'Sex and the City 2' tickets already a hot item

2:43 PM PST 04/19/2010 by Carl DiOrio, AP

Sales 'brisk' even though sequel doesn't open for six weeks

Talk about hot to trot: Tickets to presumed summer sizzler "Sex and the City 2" began selling just over six weeks before the start of Warner Bros.' May 27 opener.

Industry sources cited solid early interest since the tickets began selling at all Regal Cinemas locations nationwide on Wednesday.

Warners exec vp distribution Jeff Goldstein described "SATC2" ticket sales as "brisk."

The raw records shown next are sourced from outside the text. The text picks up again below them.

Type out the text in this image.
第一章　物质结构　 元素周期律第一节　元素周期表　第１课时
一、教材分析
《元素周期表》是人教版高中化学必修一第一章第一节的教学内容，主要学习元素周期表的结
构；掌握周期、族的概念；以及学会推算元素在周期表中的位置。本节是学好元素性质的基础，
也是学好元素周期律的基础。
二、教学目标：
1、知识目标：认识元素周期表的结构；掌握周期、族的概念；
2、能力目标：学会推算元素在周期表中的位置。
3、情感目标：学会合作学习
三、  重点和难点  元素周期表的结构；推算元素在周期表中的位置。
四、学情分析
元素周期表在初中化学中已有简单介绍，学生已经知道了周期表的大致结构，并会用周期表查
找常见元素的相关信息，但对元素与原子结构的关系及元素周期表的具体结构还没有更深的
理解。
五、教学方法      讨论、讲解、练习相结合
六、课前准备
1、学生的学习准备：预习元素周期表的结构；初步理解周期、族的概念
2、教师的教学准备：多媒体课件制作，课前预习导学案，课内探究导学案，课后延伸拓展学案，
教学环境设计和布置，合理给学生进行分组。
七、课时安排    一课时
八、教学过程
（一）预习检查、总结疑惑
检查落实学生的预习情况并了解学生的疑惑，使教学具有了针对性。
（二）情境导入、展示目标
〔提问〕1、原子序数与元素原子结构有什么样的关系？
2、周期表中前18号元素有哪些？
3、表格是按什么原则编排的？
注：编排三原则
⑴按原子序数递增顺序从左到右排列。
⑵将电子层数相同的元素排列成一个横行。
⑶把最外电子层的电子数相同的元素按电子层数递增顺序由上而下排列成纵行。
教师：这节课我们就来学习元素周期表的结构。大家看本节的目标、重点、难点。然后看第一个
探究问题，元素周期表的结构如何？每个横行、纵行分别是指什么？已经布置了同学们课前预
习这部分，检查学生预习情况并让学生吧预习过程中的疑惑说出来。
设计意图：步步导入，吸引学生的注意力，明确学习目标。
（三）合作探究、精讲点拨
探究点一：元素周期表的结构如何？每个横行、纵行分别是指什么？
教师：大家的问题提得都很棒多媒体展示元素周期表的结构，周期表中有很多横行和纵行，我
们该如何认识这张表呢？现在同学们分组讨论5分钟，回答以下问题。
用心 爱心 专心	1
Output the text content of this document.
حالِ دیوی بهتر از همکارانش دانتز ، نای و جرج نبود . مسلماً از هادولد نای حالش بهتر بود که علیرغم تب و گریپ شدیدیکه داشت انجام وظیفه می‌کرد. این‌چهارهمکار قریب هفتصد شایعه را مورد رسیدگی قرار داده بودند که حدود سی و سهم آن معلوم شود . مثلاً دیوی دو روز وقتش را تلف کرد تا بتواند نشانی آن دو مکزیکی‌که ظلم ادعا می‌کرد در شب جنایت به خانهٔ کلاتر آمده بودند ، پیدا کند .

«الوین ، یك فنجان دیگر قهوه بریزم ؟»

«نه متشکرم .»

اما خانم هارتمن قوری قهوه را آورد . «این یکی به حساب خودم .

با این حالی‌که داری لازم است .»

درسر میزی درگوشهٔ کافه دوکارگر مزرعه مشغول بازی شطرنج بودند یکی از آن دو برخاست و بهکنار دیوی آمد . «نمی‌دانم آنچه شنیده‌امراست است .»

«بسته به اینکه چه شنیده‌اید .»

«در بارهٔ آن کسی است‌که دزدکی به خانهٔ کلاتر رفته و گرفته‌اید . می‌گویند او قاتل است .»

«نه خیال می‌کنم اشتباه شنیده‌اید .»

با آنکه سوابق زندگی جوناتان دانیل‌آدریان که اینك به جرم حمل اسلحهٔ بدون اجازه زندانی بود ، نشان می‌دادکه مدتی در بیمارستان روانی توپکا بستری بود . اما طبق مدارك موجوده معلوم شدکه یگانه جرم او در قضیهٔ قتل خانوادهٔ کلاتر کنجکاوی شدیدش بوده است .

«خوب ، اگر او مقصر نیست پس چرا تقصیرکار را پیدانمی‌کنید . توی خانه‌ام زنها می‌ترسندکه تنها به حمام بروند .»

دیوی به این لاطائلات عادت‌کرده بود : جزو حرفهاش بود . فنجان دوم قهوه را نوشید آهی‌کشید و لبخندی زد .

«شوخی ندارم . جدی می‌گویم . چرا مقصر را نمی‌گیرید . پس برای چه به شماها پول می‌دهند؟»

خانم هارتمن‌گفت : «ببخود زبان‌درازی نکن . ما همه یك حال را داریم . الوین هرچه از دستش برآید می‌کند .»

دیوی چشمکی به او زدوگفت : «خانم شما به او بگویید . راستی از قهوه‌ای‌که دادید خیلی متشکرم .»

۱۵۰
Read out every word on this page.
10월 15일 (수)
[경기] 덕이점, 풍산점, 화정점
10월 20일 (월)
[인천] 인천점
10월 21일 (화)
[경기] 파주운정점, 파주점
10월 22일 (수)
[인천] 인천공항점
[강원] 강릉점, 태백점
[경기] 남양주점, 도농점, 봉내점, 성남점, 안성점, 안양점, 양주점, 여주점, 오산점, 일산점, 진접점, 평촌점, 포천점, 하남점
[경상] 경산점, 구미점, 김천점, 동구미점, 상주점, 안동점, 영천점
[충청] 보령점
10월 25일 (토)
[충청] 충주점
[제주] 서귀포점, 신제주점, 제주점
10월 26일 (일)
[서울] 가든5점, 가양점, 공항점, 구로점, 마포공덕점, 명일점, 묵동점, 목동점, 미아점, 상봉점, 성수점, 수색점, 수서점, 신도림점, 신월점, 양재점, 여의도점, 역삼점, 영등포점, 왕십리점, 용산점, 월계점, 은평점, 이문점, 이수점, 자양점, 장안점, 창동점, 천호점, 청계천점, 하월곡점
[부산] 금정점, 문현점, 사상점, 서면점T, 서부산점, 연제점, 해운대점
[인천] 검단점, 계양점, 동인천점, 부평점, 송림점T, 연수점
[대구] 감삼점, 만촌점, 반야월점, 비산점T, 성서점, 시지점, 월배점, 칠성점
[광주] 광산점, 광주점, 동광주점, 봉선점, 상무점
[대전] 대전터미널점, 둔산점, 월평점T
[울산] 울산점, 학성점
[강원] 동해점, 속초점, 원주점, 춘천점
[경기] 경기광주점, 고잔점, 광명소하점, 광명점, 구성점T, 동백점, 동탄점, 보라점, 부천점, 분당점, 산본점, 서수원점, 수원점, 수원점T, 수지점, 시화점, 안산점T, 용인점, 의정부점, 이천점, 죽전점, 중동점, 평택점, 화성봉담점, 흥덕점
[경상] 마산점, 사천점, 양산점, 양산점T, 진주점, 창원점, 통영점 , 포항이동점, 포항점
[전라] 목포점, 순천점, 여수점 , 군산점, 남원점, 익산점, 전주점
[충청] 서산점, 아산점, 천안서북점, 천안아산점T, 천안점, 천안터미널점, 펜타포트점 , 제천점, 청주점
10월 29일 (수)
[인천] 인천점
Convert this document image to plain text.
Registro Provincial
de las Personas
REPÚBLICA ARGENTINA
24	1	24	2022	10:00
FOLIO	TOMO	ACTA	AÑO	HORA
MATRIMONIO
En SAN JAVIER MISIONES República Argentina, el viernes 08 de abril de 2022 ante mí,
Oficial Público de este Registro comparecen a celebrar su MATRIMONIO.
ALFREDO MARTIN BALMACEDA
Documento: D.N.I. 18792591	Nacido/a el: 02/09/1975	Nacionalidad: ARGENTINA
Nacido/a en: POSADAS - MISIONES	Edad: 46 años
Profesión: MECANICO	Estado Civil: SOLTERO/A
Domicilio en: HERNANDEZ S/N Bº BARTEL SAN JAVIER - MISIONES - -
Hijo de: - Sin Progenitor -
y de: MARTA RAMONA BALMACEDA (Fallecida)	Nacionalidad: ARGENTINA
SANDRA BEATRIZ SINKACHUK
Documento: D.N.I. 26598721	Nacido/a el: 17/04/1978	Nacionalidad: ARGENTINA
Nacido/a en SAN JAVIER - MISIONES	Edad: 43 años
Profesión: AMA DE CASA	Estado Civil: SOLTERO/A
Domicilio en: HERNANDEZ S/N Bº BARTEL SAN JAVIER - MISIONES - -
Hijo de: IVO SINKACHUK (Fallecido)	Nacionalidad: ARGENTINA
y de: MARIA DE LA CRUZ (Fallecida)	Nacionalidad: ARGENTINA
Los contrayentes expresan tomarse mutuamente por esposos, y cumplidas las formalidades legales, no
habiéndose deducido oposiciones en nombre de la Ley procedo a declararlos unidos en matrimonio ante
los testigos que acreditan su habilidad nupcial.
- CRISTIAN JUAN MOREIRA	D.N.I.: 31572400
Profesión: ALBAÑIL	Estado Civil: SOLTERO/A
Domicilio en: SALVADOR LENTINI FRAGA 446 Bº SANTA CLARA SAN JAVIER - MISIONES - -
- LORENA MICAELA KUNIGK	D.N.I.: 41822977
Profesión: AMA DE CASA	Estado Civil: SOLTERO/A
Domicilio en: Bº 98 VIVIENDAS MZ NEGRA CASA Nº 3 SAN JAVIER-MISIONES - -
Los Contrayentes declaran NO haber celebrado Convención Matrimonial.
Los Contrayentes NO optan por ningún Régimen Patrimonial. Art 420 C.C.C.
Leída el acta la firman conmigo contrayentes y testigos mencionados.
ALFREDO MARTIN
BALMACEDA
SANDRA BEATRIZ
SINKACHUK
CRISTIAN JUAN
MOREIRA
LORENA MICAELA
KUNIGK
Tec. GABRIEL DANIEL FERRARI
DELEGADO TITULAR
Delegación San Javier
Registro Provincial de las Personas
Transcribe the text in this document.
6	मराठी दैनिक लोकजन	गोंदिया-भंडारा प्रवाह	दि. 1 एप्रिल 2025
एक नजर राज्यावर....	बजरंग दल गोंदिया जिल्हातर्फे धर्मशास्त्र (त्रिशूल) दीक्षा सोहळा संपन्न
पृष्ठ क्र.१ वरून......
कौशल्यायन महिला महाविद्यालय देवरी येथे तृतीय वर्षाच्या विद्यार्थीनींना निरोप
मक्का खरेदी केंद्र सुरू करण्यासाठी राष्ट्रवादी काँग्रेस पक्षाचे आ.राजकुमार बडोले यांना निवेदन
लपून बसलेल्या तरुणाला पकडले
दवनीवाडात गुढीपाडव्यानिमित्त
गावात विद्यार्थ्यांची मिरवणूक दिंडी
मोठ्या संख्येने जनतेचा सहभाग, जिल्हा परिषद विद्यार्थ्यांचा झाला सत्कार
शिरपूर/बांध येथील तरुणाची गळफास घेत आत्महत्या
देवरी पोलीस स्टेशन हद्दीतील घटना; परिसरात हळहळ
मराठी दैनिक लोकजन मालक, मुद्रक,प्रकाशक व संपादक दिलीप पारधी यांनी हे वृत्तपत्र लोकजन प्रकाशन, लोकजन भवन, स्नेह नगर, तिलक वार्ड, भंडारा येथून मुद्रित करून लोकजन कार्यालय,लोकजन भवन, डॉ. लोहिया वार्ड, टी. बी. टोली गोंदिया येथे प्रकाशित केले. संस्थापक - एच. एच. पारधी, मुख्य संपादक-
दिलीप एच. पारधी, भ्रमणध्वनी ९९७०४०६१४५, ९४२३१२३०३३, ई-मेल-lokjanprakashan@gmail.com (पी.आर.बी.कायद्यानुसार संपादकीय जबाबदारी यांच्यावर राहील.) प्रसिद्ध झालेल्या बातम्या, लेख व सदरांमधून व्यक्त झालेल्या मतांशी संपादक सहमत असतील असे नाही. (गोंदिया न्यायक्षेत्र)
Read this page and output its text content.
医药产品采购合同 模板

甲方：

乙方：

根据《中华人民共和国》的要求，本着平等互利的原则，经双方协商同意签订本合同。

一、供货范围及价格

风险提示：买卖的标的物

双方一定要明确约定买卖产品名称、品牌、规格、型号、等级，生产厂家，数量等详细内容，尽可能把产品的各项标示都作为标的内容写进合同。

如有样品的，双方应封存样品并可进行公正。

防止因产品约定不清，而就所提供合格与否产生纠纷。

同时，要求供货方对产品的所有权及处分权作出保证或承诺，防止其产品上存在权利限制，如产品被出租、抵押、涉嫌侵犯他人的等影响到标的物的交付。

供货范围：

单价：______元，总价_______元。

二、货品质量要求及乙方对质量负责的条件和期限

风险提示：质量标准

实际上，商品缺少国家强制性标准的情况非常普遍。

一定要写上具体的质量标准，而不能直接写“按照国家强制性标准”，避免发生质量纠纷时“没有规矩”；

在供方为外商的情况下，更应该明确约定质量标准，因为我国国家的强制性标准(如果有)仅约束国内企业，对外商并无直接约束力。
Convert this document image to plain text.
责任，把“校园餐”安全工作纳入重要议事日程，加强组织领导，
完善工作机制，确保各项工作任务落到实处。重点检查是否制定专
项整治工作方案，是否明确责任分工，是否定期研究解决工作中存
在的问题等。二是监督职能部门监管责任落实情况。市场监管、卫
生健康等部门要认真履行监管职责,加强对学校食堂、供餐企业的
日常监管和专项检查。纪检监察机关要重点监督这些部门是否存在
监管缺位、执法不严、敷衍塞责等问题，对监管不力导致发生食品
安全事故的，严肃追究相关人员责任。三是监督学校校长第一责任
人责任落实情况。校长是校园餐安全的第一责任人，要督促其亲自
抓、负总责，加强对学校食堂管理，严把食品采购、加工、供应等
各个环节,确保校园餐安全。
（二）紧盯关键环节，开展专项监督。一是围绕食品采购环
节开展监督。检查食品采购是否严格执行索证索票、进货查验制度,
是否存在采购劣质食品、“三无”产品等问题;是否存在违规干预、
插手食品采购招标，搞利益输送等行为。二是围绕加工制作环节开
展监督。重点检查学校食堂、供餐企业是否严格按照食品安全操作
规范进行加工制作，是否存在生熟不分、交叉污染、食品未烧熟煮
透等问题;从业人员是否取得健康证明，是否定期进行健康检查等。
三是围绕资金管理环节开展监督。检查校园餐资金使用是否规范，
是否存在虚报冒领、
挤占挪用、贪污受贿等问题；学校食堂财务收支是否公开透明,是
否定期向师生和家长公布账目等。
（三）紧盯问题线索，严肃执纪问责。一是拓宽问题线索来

Produced by Warners' New Line unit, the first big-screen adaptation of HBO's onetime "SATC" TV series proved to be a powerful magnet for female moviegoers, grossing $153 million domestically and more than $415 million in worldwide boxoffice. Many figure that "SATC2" will top those sums, thanks to the growing pull of niche-marketed movies and the generally dependable trend of sequels outgrossing originals.

Tickets for summer tentpoles generally go on sale a few weeks early.

"It was nearly 20% of our daily sales when it first went on sale, outpacing 'Kick-Ass,' which was 17% of sales," Medved said. "We saw surprisingly strong advance ticket sales on the first one, with many female moviegoers buying tickets en masse, planning screening parties for groups of friends who were flying in from out of town."

Indeed, Regal is offering early ticketing on "SATC2" so patrons can plan gals'-nights-out of the sort that marked the theatrical release of the franchise original, Regal marketing boss Dick Westerling said.

"Women across the country are anxious to plan events and activities related to their evening out to see the film, and they want confirmation that they have tickets," Westerling said. "Based on our experience with the first film, this can become quite an elaborate and fun-filled evening. Aside from purchasing tickets to see the movie, they are already reserving limousines and making restaurant reservations.

"The 'Sex and the City 2' film and cast have an extremely large and loyal fan base," he added. "We wanted to offer advance tickets as early as possible to help our patrons coordinate their activities and see the movie."